3.  “Be fearful when others are greedy, and greedy when others are fearful” is a great quote from Warren Buffet.  However, as all things in life, the execution is more difficult than the concept.    To do this, you have to have the courage to raise cash in strong markets and put cash to work in weak markets.  You should sell stocks as they increase in value, hopefully giving you a “cash-cushion” at the market top, to be deployed at the market bottom.  Use valuation and market sentiment as a market timing tool – when you can’t find many good ideas to put money into, it usually means that there aren’t any and the market is at a top…and vise versa.

4.  Analyze the stock and the business model separately.  A business might be great but the stock a terrible investment because it is overvalued, or vice versa.  Therefore, I want to buy good business models that are temporarily depressed in value because of fixable operational issues or temporary problems.  There’s nothing more frustrating than owning a great company stock but having it go down every day because of “multiple compression” or other “non-tangible” factors.

5.   Analyze stocks as if you were buying the business, but realize that stock prices reflect human emotions of greed and fear.  While I always have an idea of the intrinsic value of a business, I am cognizant of the fact that stocks are pieces of paper that could turn into gold or goat food, depending on the whims of the market.  While I don’t trade often, if prices rise to significant levels over intrinsic value, I sell.  If they go below intrinsic value I buy.  Easy.  The hard part is when this happens within the span of a month or a quarter instead of a year.  However, the time span should make no difference.  Don’t hesitate to buy, sell, and buy again. 

6.   Buy or sell stocks on an incremental basis.  One of the biggest mistakes you can make is to assume stocks will fall quickly or, after declines, that they rebound quickly. Things always tend to move higher or lower than you think possible. 

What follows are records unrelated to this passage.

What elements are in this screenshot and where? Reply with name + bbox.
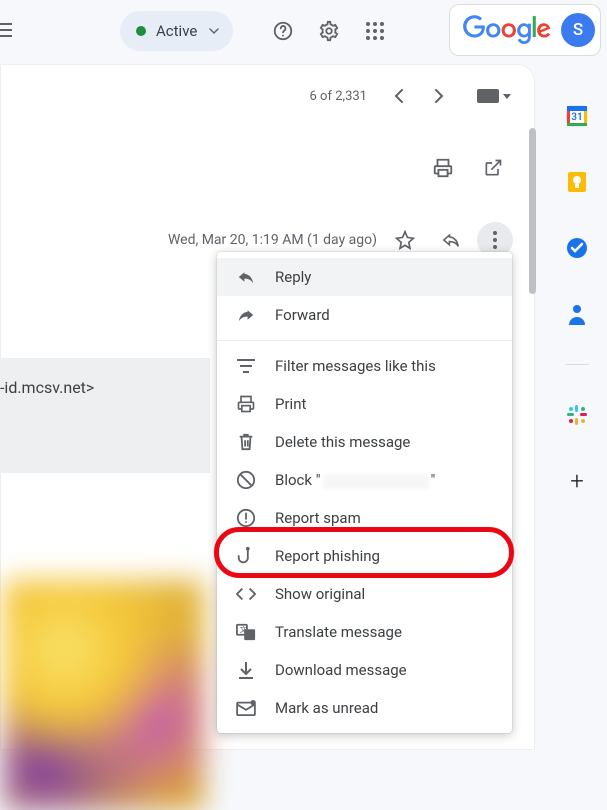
menu-item-report-spam[interactable]: Report spam [217, 499, 512, 537]
redacted-sender-name [323, 474, 429, 489]
download-icon [235, 660, 257, 680]
block-icon [235, 470, 257, 490]
menu-item-label: Print [275, 395, 306, 413]
menu-item-label: Mark as unread [275, 699, 378, 717]
menu-item-translate[interactable]: 文 Translate message [217, 613, 512, 651]
menu-item-filter[interactable]: Filter messages like this [217, 347, 512, 385]
main-menu-icon[interactable] [0, 10, 18, 50]
report-spam-icon [235, 508, 257, 528]
reply-icon [235, 269, 257, 285]
menu-item-label: Show original [275, 585, 365, 603]
chevron-down-icon [503, 94, 511, 99]
kebab-icon [493, 231, 497, 249]
menu-item-show-original[interactable]: Show original [217, 575, 512, 613]
mail-unread-icon [235, 700, 257, 716]
calendar-app-icon[interactable]: 31 [557, 96, 597, 136]
google-logo [463, 15, 551, 45]
menu-item-label: Forward [275, 306, 330, 324]
svg-text:文: 文 [240, 625, 248, 634]
apps-grid-icon[interactable] [355, 11, 395, 51]
input-tool-selector[interactable] [477, 89, 511, 103]
menu-separator [217, 340, 512, 341]
prev-message-button[interactable] [381, 78, 417, 114]
menu-item-mark-unread[interactable]: Mark as unread [217, 689, 512, 727]
chevron-down-icon [209, 28, 219, 34]
keyboard-icon [477, 89, 499, 103]
active-indicator-dot [136, 26, 146, 36]
menu-item-delete[interactable]: Delete this message [217, 423, 512, 461]
status-dropdown[interactable]: Active [120, 11, 233, 51]
translate-icon: 文 [235, 622, 257, 642]
more-options-menu: Reply Forward Filter messages like this … [217, 252, 512, 733]
sender-domain-text: -id.mcsv.net> [0, 374, 102, 406]
menu-item-label: Translate message [275, 623, 402, 641]
slack-app-icon[interactable] [557, 395, 597, 435]
next-message-button[interactable] [421, 78, 457, 114]
menu-item-label: Delete this message [275, 433, 410, 451]
message-actions-row [0, 114, 535, 188]
message-meta-row: Wed, Mar 20, 1:19 AM (1 day ago) [0, 188, 535, 260]
menu-item-label: Block "" [275, 471, 435, 489]
phishing-hook-icon [235, 546, 257, 566]
menu-item-label: Reply [275, 268, 311, 286]
google-account-button[interactable]: S [449, 4, 601, 56]
menu-item-download[interactable]: Download message [217, 651, 512, 689]
scrollbar-thumb[interactable] [529, 128, 536, 294]
menu-item-label: Report phishing [275, 547, 380, 565]
message-timestamp: Wed, Mar 20, 1:19 AM (1 day ago) [168, 232, 377, 248]
mail-navigation-row: 6 of 2,331 [0, 64, 535, 114]
open-new-window-button[interactable] [473, 148, 513, 188]
menu-item-report-phishing[interactable]: Report phishing [217, 537, 512, 575]
side-panel-divider [565, 364, 589, 365]
message-counter: 6 of 2,331 [310, 89, 367, 104]
email-body-image [4, 580, 204, 810]
print-button[interactable] [423, 148, 463, 188]
support-icon[interactable] [263, 11, 303, 51]
gmail-topbar: Active S [0, 0, 607, 62]
status-label: Active [156, 22, 197, 40]
keep-app-icon[interactable] [557, 162, 597, 202]
menu-item-label: Download message [275, 661, 407, 679]
code-icon [235, 587, 257, 601]
topbar-icons [263, 11, 395, 51]
get-addons-button[interactable]: + [557, 461, 597, 501]
filter-icon [235, 359, 257, 373]
menu-item-block[interactable]: Block "" [217, 461, 512, 499]
menu-item-label: Filter messages like this [275, 357, 436, 375]
side-panel: 31 + [547, 74, 607, 501]
menu-item-label: Report spam [275, 509, 361, 527]
forward-icon [235, 307, 257, 323]
tasks-app-icon[interactable] [557, 228, 597, 268]
avatar[interactable]: S [561, 13, 595, 47]
trash-icon [235, 432, 257, 452]
menu-item-reply[interactable]: Reply [217, 258, 512, 296]
print-icon [235, 394, 257, 414]
menu-item-print[interactable]: Print [217, 385, 512, 423]
settings-icon[interactable] [309, 11, 349, 51]
menu-item-forward[interactable]: Forward [217, 296, 512, 334]
contacts-app-icon[interactable] [557, 294, 597, 334]
plus-icon: + [570, 467, 584, 495]
svg-text:31: 31 [571, 112, 582, 123]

7.  The bad news is usually never “in the stock” until the business press or (even better) the main street press widely covers the problem.  Things like accounting problems, major earnings shortfalls or other bad news is usually never discounted until you can read a story about it on Bloomberg or the stock has had a major “gap” down when the news is revealed.  Even if it seems all the analysts, investors and Herb Greenberg know about the problem, it’s still probably not in the stock unless the problem is revealed in the press.  Especially troubling are the revelations of problems when a stock has a high, or relatively high, multiple.  Most analysts will encourage you to ignore the issue and/or make the case that it is not significant.  However, to support a high multiple, a company has to be perfect.  Therefore, never ignore new problems that are mentioned casually on high multiple stocks.  The analysts will all re-iterate their buys but unless the company is hitting on all cylinders, watch out for “multiple compression.”  Until you read about it in Business Week, there’s usually still time to get out of a stock since it takes longer than you think to get the news discounted.  There are always more “hangers-on” than you think.